Everyone talks about AI adoption, but I suspect very few companies are actually learning anything — the companies, not the people.
Yesterday, while discussing AI technologies and their integration into business workflows with Flavio Fabbri and other colleagues, I realized something: even though ChatGPT, Copilot, Claude, Gemini, Cursor, and every other LLM-based tool are now everywhere — and people are genuinely becoming more productive — that improvement stays individual. It never becomes organizational.
Think about it. Using AI doesn’t automatically build shared capabilities or competitive advantages for the company. What actually happens is that someone quietly automates their reports, someone else writes code twice as fast, and a few others use an LLM to sharpen their decision-making. But nobody is necessarily aware of what anyone else is doing — and as a result, the company keeps running exactly as before, just with some (or many) individually “enhanced” contributors.
And sure enough, when organizations speak candidly — away from the spotlight — they admit they can’t measure any real business advantage from AI adoption.
Could it be because this kind of shadow usage lends itself perfectly to duplicated effort and measuring the wrong things entirely?
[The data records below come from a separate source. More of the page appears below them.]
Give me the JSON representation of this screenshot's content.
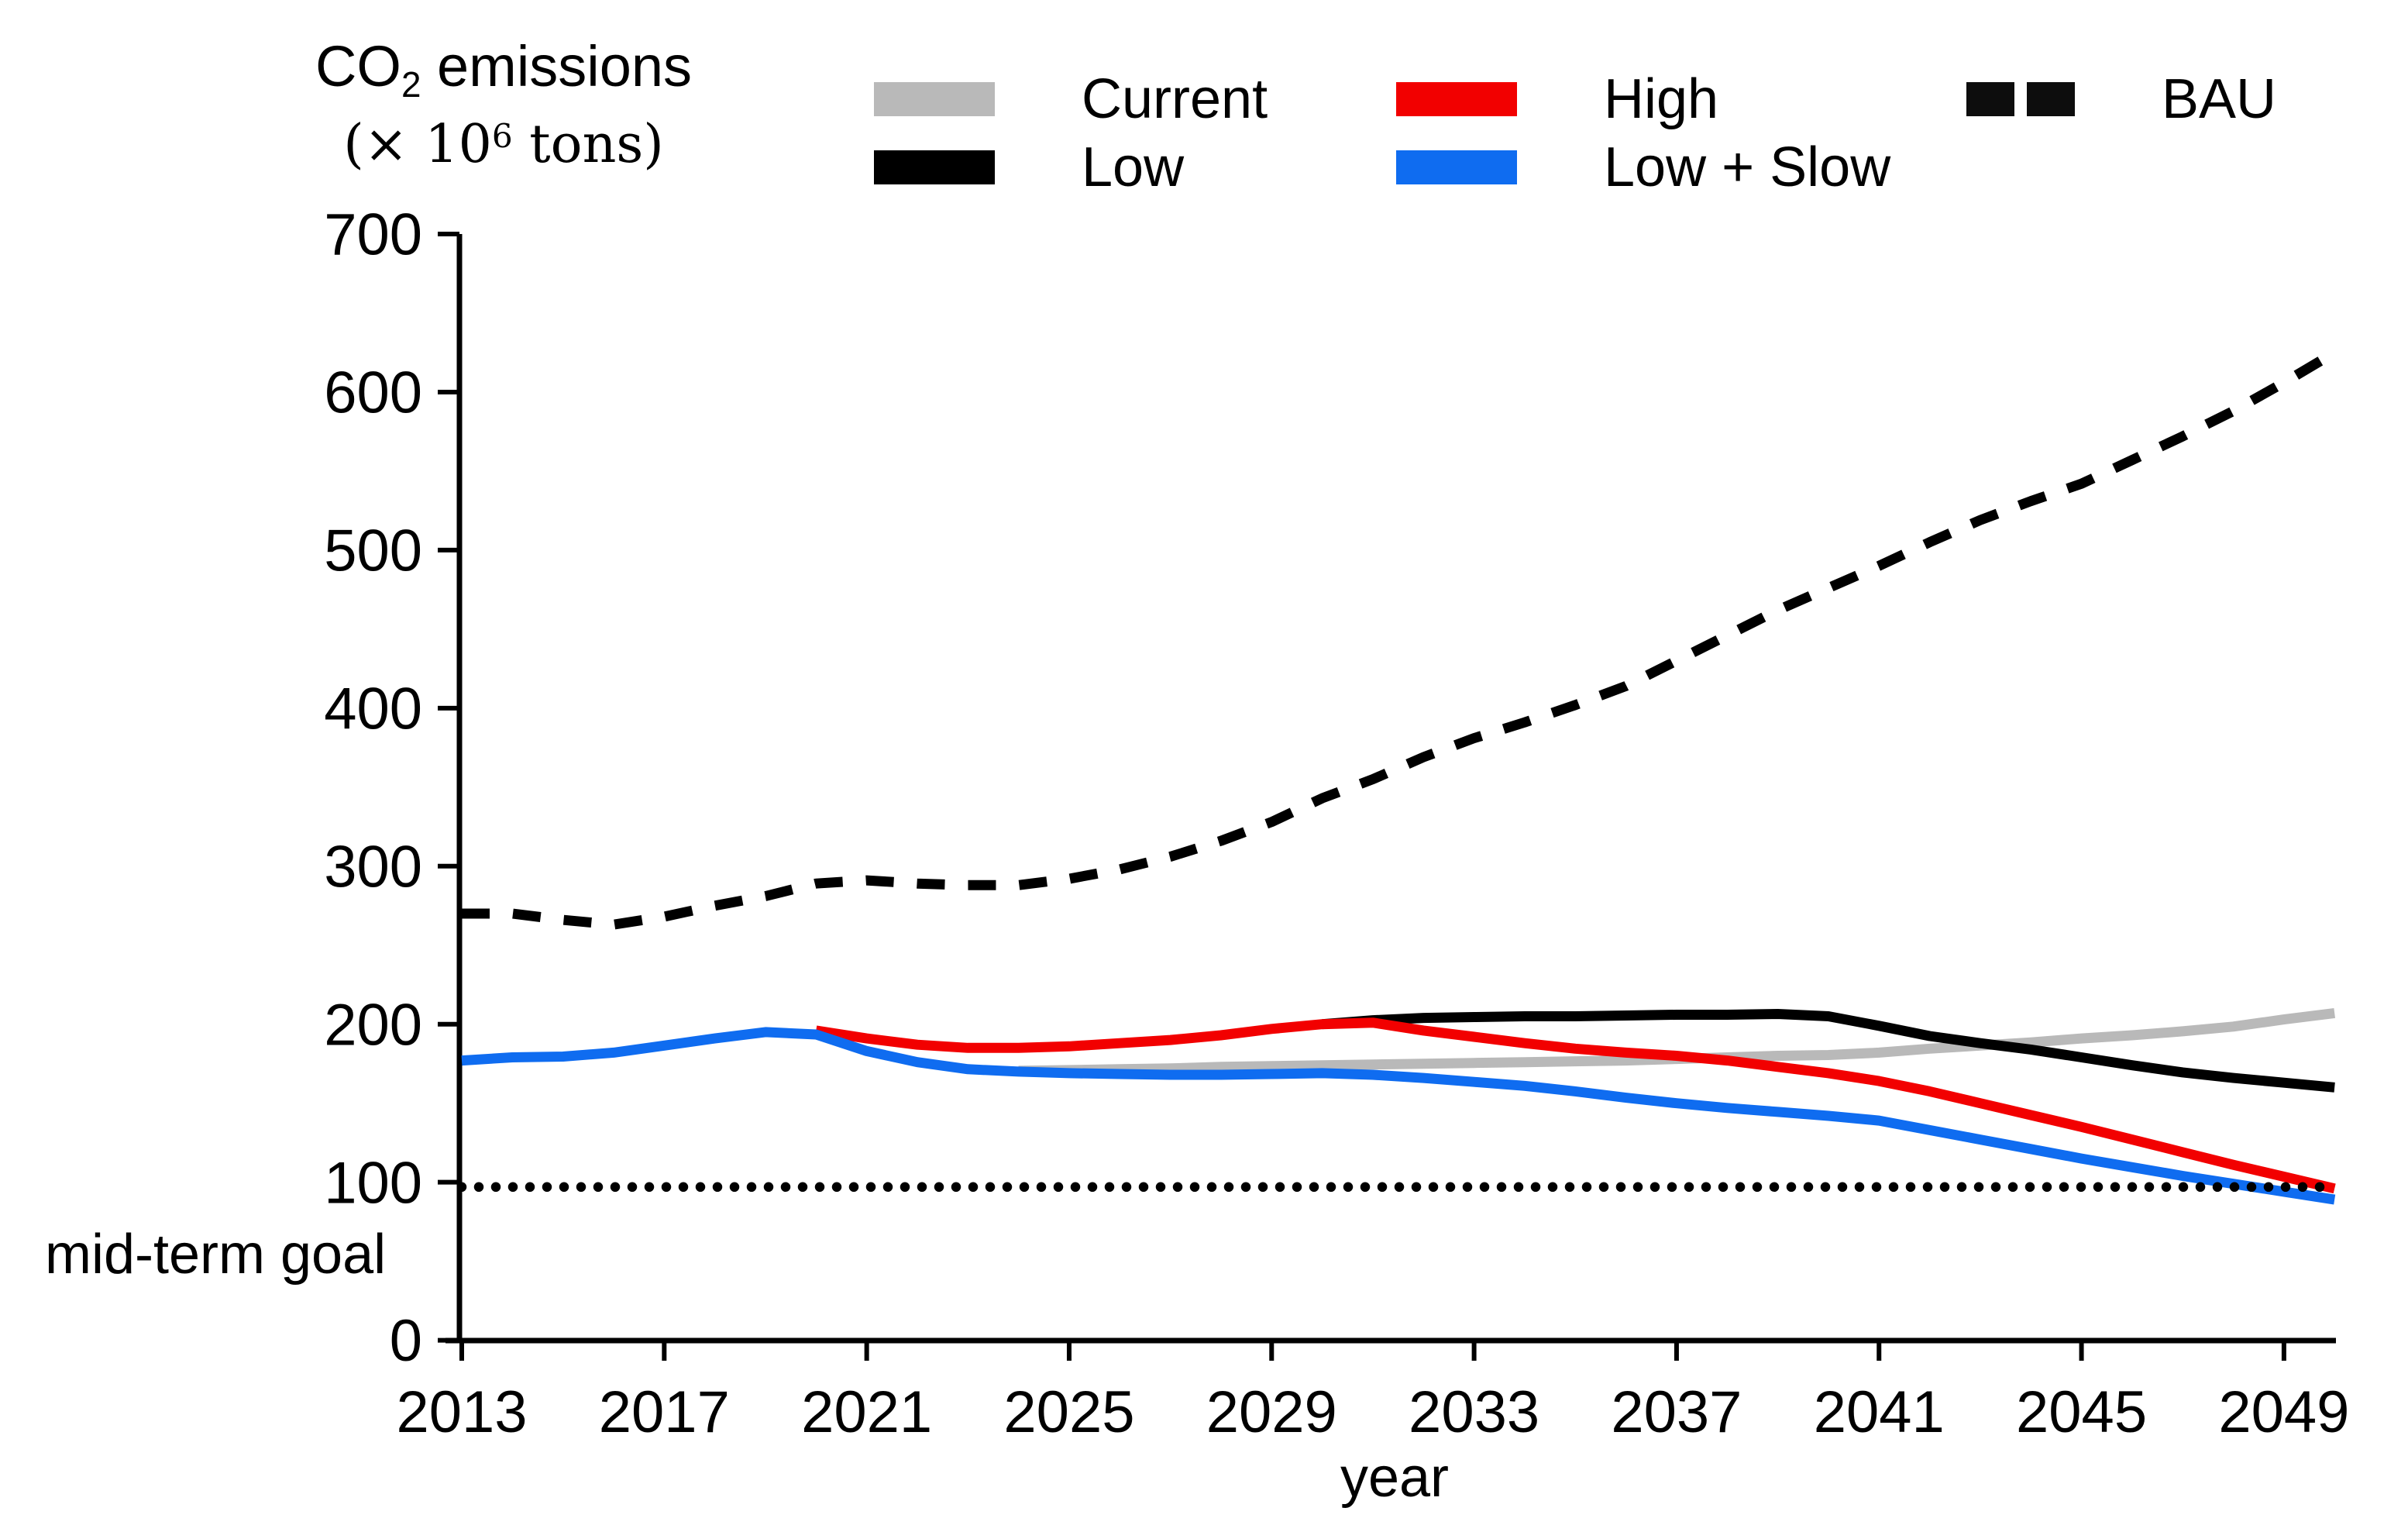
{
  "title": {
    "co2_pre": "CO",
    "co2_sub": "2",
    "co2_post": " emissions",
    "units_pre": "(× 10",
    "units_sup": "6",
    "units_post": " tons)"
  },
  "axes": {
    "x": {
      "label": "year",
      "range": [
        2013,
        2050
      ],
      "ticks": [
        2013,
        2017,
        2021,
        2025,
        2029,
        2033,
        2037,
        2041,
        2045,
        2049
      ]
    },
    "y": {
      "range": [
        0,
        700
      ],
      "ticks": [
        0,
        100,
        200,
        300,
        400,
        500,
        600,
        700
      ]
    }
  },
  "annotations": {
    "goal_label": "mid-term goal",
    "goal_value": 97
  },
  "legend": {
    "items": [
      {
        "label": "Current",
        "color": "#b9b9b9",
        "swatch": "bar"
      },
      {
        "label": "Low",
        "color": "#000000",
        "swatch": "bar"
      },
      {
        "label": "High",
        "color": "#f20000",
        "swatch": "bar"
      },
      {
        "label": "Low + Slow",
        "color": "#0f6cf0",
        "swatch": "bar"
      },
      {
        "label": "BAU",
        "color": "#0d0d0d",
        "swatch": "dash-pair"
      }
    ]
  },
  "chart_data": {
    "type": "line",
    "title": "CO2 emissions (× 10^6 tons)",
    "xlabel": "year",
    "ylabel": "CO2 emissions (× 10^6 tons)",
    "x_range": [
      2013,
      2050
    ],
    "y_range": [
      0,
      700
    ],
    "x_step": 1,
    "grid": false,
    "legend_position": "top",
    "goal_line": {
      "label": "mid-term goal",
      "value": 97,
      "style": "dotted",
      "color": "#000000",
      "x_start": 2013,
      "x_end": 2049.8
    },
    "series": [
      {
        "name": "Current",
        "color": "#b9b9b9",
        "width": 13,
        "dash": null,
        "x0": 2024,
        "values": [
          170.5,
          171,
          171.5,
          172,
          173,
          173.5,
          174,
          174.5,
          175,
          175.5,
          176,
          176.5,
          177,
          178,
          179,
          180,
          180.5,
          182,
          184.5,
          186.5,
          188.5,
          191,
          193,
          195.5,
          198.5,
          203,
          207
        ]
      },
      {
        "name": "Low",
        "color": "#000000",
        "width": 13,
        "dash": null,
        "x0": 2030,
        "values": [
          200,
          202.5,
          204,
          204.5,
          205,
          205,
          205.5,
          206,
          206,
          206.5,
          205,
          199,
          192.5,
          188,
          184,
          179,
          174,
          169.5,
          166,
          163,
          160
        ]
      },
      {
        "name": "High",
        "color": "#f20000",
        "width": 13,
        "dash": null,
        "x0": 2020,
        "values": [
          196,
          191,
          187,
          185,
          185,
          186,
          188,
          190,
          193,
          197,
          200,
          201,
          196,
          192,
          188,
          184.5,
          182,
          180,
          177,
          173,
          169,
          164,
          157.5,
          150,
          142.5,
          135,
          127,
          119,
          111,
          103.5,
          96
        ]
      },
      {
        "name": "Low + Slow",
        "color": "#0f6cf0",
        "width": 13,
        "dash": null,
        "x0": 2013,
        "values": [
          177,
          179,
          179.5,
          182,
          186.5,
          191,
          195,
          193.5,
          183,
          176,
          171.5,
          170,
          169,
          168.5,
          168,
          168,
          168.5,
          169,
          168,
          166,
          163.5,
          161,
          157.5,
          153.5,
          150,
          147,
          144.5,
          142,
          139,
          133,
          127,
          121,
          115,
          109.5,
          104,
          99,
          94,
          89
        ]
      },
      {
        "name": "BAU",
        "color": "#000000",
        "width": 13,
        "dash": "36 30",
        "x0": 2013,
        "values": [
          270,
          270,
          266,
          263,
          268,
          275,
          281,
          289,
          291,
          289,
          288,
          288,
          292,
          298,
          306,
          316,
          328,
          343,
          355,
          369,
          381,
          391,
          402,
          414,
          430,
          446,
          462,
          476,
          490,
          505,
          519,
          531,
          542,
          557,
          572,
          588,
          606,
          625
        ]
      }
    ]
  }
}
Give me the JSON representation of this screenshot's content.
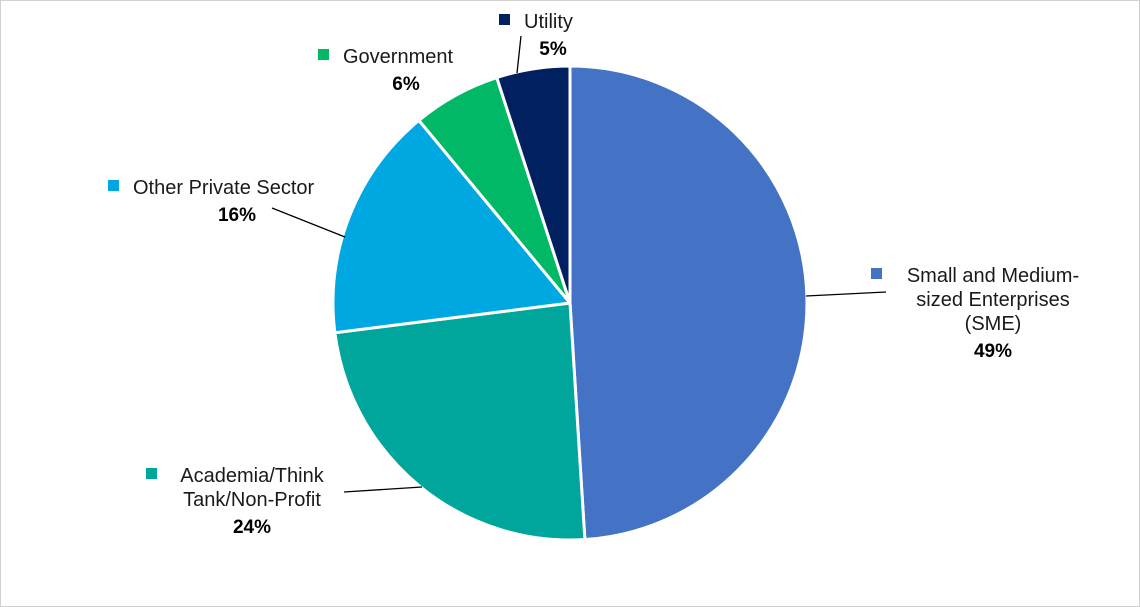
{
  "chart_data": {
    "type": "pie",
    "title": "",
    "slices": [
      {
        "label": "Small and Medium-sized Enterprises (SME)",
        "lines": [
          "Small and Medium-",
          "sized Enterprises",
          "(SME)"
        ],
        "value": 49,
        "value_label": "49%",
        "color": "#4472C4"
      },
      {
        "label": "Academia/Think Tank/Non-Profit",
        "lines": [
          "Academia/Think",
          "Tank/Non-Profit"
        ],
        "value": 24,
        "value_label": "24%",
        "color": "#00A59B"
      },
      {
        "label": "Other Private Sector",
        "lines": [
          "Other Private Sector"
        ],
        "value": 16,
        "value_label": "16%",
        "color": "#00A8E1"
      },
      {
        "label": "Government",
        "lines": [
          "Government"
        ],
        "value": 6,
        "value_label": "6%",
        "color": "#00B866"
      },
      {
        "label": "Utility",
        "lines": [
          "Utility"
        ],
        "value": 5,
        "value_label": "5%",
        "color": "#002060"
      }
    ],
    "start": "12 o'clock",
    "direction": "clockwise",
    "legend": "labels outside with leader lines"
  }
}
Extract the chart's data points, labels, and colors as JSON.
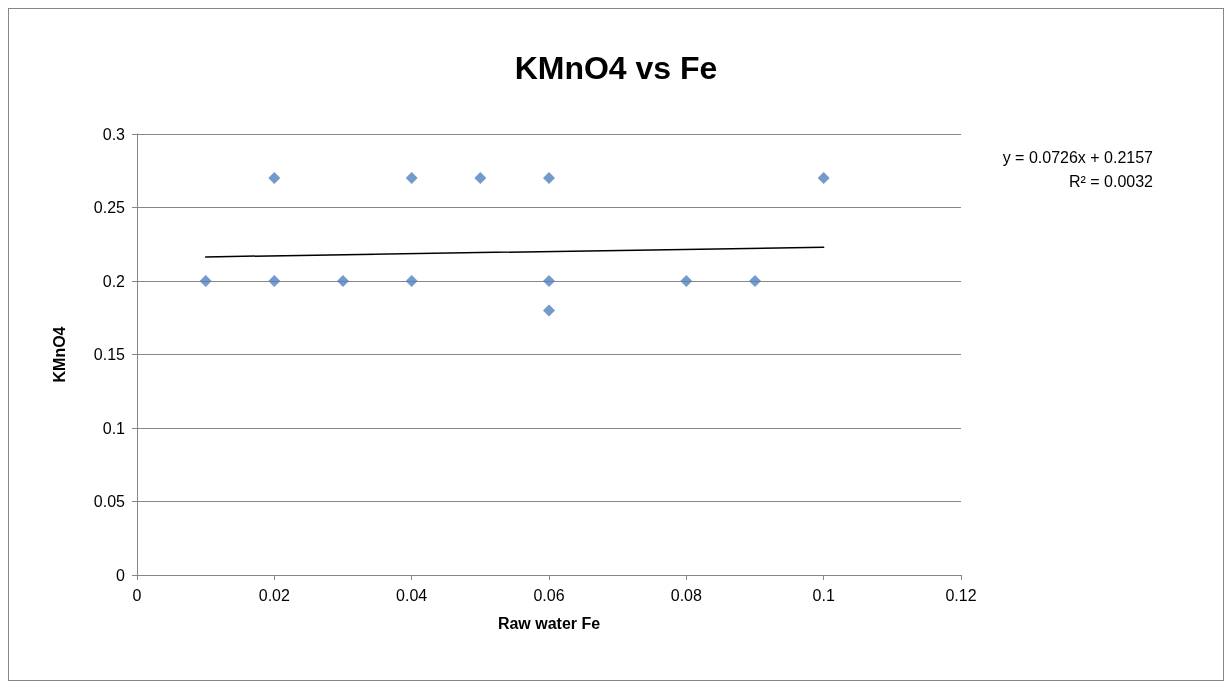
{
  "chart_data": {
    "type": "scatter",
    "title": "KMnO4 vs Fe",
    "xlabel": "Raw water Fe",
    "ylabel": "KMnO4",
    "xlim": [
      0,
      0.12
    ],
    "xticks": [
      0,
      0.02,
      0.04,
      0.06,
      0.08,
      0.1,
      0.12
    ],
    "ylim": [
      0,
      0.3
    ],
    "yticks": [
      0,
      0.05,
      0.1,
      0.15,
      0.2,
      0.25,
      0.3
    ],
    "grid": "y",
    "marker": "diamond",
    "annotations": [
      "y = 0.0726x + 0.2157",
      "R² = 0.0032"
    ],
    "series": [
      {
        "color": "#4f81bd",
        "x": [
          0.01,
          0.02,
          0.02,
          0.03,
          0.04,
          0.04,
          0.05,
          0.06,
          0.06,
          0.06,
          0.08,
          0.09,
          0.1
        ],
        "values": [
          0.2,
          0.27,
          0.2,
          0.2,
          0.27,
          0.2,
          0.27,
          0.27,
          0.2,
          0.18,
          0.2,
          0.2,
          0.27
        ]
      },
      {
        "type": "line",
        "color": "#000000",
        "marker": "none",
        "line_style": "solid",
        "x": [
          0.01,
          0.1
        ],
        "values": [
          0.2164,
          0.223
        ]
      }
    ]
  }
}
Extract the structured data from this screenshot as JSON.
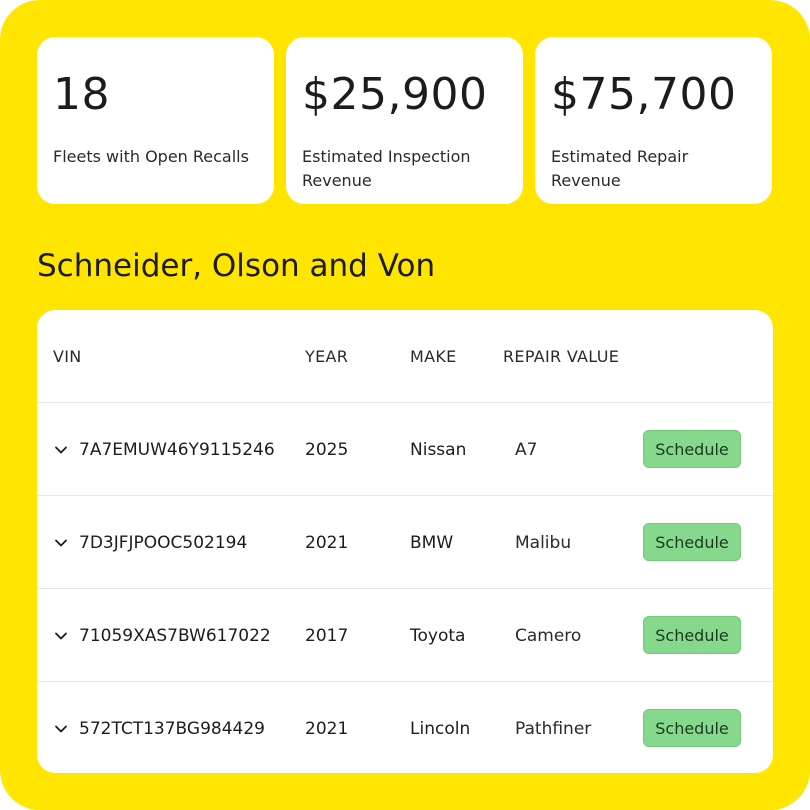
{
  "stats": [
    {
      "value": "18",
      "label": "Fleets with Open Recalls"
    },
    {
      "value": "$25,900",
      "label": "Estimated Inspection Revenue"
    },
    {
      "value": "$75,700",
      "label": "Estimated Repair Revenue"
    }
  ],
  "fleet": {
    "name": "Schneider, Olson and Von"
  },
  "table": {
    "headers": {
      "vin": "VIN",
      "year": "YEAR",
      "make": "MAKE",
      "repair_value": "REPAIR VALUE"
    },
    "action_label": "Schedule",
    "rows": [
      {
        "vin": "7A7EMUW46Y9115246",
        "year": "2025",
        "make": "Nissan",
        "repair_value": "A7"
      },
      {
        "vin": "7D3JFJPOOC502194",
        "year": "2021",
        "make": "BMW",
        "repair_value": "Malibu"
      },
      {
        "vin": "71059XAS7BW617022",
        "year": "2017",
        "make": "Toyota",
        "repair_value": "Camero"
      },
      {
        "vin": "572TCT137BG984429",
        "year": "2021",
        "make": "Lincoln",
        "repair_value": "Pathfiner"
      }
    ]
  },
  "colors": {
    "background": "#FFE500",
    "card": "#FFFFFF",
    "button": "#86D98C"
  },
  "icons": {
    "row_toggle": "chevron-down-icon"
  }
}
None of this actually matters:
- how many workflows you’ve built
- how many tokens you’ve burned writing code
- whether chatbot X helped you cut customer care costs by Y%
The questions companies should actually be asking are:
- What are we learning as a company?
- Which capabilities are becoming replicable and transferable across departments?
- Are we needlessly duplicating effort and cost?
- Are we orchestrating an AI strategy in a centralized, deliberate way?
- Are we genuinely training our people to become mini-CEOs of their functions — each managing 30 resources, a mix of human beings and digital agents? (hat tip: Matteo Genova Bocchi Bianchi)
There’s another problem: most companies are applying old change management playbooks to a technology that rewrites itself every week. Static governance frameworks and best practices that are often obsolete before the ink dries.
My take: the real competitive advantage of the next few years won’t be having access to AI or knowing how to use it. Everyone will have that.
It will be knowing how to turn individual knowledge into collective organizational capital — and doing it in a way that reflects what makes each company genuinely distinct.